Simmons went on to elaborate that as a result of file-sharing and other issues, record label support for rock music was not available like it was when KISS was coming up, concluding, "It's finally dead. Rock is finally dead."
Asked to weigh in on Gene's comments, Slash told Ultimate Classic Rock (see video below): "I think probably where Gene's coming from is that the music business itself is not catering to rock and roll at all. And if you're aspiring to be a guitarist or a drummer or a singer in a rock band and, sort of, make your way up the ladder, the obstacles are much bigger than they were when I first started. There's a lot less opportunities in the record business, to get a record deal and get your record out there. There's not a lot of radio play for it. But, that said, the rock and roll audience is rabid. [It's] huge and just as alive and kicking as it ever was. So, I get what [Simmons is] saying, but I also think that it's really great to, kind of, just sort of, separate the men from the boys, where if you're really passionate about the kind of music that you wanna do and you're not looking at it from a dollars-and-cents point of view, but you just wanna create new music and somehow go out there and play live and get it out there, that passion for it has to be honed in and it has to be real. It can't be about buying cars and getting laid and all the other perks that go along with making a lot of money. It's gotta be about the music, and I think that's pretty healthy."

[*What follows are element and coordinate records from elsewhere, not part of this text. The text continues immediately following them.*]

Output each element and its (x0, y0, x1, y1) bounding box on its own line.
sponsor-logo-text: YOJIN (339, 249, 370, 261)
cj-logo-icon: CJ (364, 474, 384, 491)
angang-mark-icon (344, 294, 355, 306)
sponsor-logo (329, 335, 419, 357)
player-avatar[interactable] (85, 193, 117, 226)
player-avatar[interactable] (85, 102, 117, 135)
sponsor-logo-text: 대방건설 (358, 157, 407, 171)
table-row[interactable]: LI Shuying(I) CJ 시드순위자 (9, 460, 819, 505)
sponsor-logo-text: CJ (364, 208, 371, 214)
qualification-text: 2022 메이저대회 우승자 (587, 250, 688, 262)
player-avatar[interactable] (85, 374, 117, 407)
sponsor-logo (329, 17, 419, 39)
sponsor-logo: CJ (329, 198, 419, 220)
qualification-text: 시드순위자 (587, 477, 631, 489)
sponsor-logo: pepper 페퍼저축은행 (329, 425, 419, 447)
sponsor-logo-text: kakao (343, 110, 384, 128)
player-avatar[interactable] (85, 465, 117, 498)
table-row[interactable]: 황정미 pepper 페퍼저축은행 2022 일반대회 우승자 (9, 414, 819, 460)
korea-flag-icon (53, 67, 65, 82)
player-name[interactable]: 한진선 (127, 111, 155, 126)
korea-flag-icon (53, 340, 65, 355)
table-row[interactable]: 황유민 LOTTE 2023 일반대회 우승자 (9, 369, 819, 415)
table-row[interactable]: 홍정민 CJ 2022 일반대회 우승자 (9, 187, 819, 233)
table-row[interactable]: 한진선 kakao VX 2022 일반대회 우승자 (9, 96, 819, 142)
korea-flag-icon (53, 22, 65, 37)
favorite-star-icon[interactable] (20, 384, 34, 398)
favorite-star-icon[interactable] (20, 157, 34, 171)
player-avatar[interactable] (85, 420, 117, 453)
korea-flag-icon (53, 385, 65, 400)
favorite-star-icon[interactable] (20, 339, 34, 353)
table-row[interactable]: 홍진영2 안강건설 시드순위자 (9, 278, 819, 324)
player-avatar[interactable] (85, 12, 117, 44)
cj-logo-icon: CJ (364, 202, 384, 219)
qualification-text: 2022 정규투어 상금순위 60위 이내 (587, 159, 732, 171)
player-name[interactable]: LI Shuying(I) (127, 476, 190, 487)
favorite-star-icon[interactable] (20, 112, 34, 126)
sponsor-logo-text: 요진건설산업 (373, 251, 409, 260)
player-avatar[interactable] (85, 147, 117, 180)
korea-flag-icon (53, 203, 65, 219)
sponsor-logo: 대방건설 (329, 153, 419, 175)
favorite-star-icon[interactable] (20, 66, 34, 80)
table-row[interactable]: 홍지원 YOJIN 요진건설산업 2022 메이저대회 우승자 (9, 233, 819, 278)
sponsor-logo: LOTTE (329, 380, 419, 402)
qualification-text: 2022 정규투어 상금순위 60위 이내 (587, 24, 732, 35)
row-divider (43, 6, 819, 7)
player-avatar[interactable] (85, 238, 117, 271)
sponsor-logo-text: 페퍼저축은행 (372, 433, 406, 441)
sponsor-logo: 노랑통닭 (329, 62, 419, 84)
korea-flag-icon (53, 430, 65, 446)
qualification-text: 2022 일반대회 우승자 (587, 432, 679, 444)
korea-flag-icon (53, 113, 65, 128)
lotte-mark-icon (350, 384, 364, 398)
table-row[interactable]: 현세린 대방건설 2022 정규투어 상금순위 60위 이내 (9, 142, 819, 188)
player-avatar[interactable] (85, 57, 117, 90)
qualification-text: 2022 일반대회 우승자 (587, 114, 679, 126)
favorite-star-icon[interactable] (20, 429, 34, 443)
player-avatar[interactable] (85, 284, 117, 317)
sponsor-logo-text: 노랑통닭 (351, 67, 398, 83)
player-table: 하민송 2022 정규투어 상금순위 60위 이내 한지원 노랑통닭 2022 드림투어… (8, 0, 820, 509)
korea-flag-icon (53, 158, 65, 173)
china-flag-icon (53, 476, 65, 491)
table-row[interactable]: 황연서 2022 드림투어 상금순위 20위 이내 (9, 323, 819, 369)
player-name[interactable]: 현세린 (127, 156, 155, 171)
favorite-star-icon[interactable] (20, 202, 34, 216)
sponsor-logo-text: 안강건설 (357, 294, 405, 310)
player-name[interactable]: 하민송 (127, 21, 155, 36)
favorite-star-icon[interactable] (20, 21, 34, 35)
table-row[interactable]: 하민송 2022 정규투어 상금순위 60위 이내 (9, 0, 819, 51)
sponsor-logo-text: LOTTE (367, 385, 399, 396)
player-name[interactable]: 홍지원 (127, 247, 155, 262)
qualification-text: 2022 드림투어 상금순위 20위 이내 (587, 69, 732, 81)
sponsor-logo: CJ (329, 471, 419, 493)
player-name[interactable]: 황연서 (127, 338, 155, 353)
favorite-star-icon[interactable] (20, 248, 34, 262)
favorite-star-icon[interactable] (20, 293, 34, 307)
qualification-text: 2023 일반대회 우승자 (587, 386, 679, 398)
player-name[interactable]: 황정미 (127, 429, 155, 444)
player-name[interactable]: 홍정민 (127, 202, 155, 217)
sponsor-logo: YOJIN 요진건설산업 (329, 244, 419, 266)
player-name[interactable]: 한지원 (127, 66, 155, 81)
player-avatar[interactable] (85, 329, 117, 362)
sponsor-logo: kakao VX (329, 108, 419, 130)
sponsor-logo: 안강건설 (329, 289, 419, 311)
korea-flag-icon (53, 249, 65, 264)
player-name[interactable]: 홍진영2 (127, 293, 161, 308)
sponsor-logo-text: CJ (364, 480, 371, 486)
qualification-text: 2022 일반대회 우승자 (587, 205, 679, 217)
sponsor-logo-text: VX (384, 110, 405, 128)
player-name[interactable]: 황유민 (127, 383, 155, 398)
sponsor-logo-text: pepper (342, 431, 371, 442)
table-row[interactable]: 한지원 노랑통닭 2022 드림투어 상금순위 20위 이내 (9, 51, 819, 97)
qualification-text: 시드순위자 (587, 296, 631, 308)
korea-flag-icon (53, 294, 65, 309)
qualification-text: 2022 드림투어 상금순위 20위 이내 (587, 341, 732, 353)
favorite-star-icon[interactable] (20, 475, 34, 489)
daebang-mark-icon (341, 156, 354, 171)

"World On Fire", the third album to be made available under the Slash solo banner, is likely to sell between 25,000 and 28,000 copies in the United States in its first week of release, according to industry web site Hits Daily Double. The estimate was based on one-day sales reports compiled after the record arrived in stores on September 16 via Slash's own label Dik Hayd International distributed through Roadrunner Records (Europe, Middle East, Africa and Latin America).. The chart will be unveiled on Wednesday, September 24.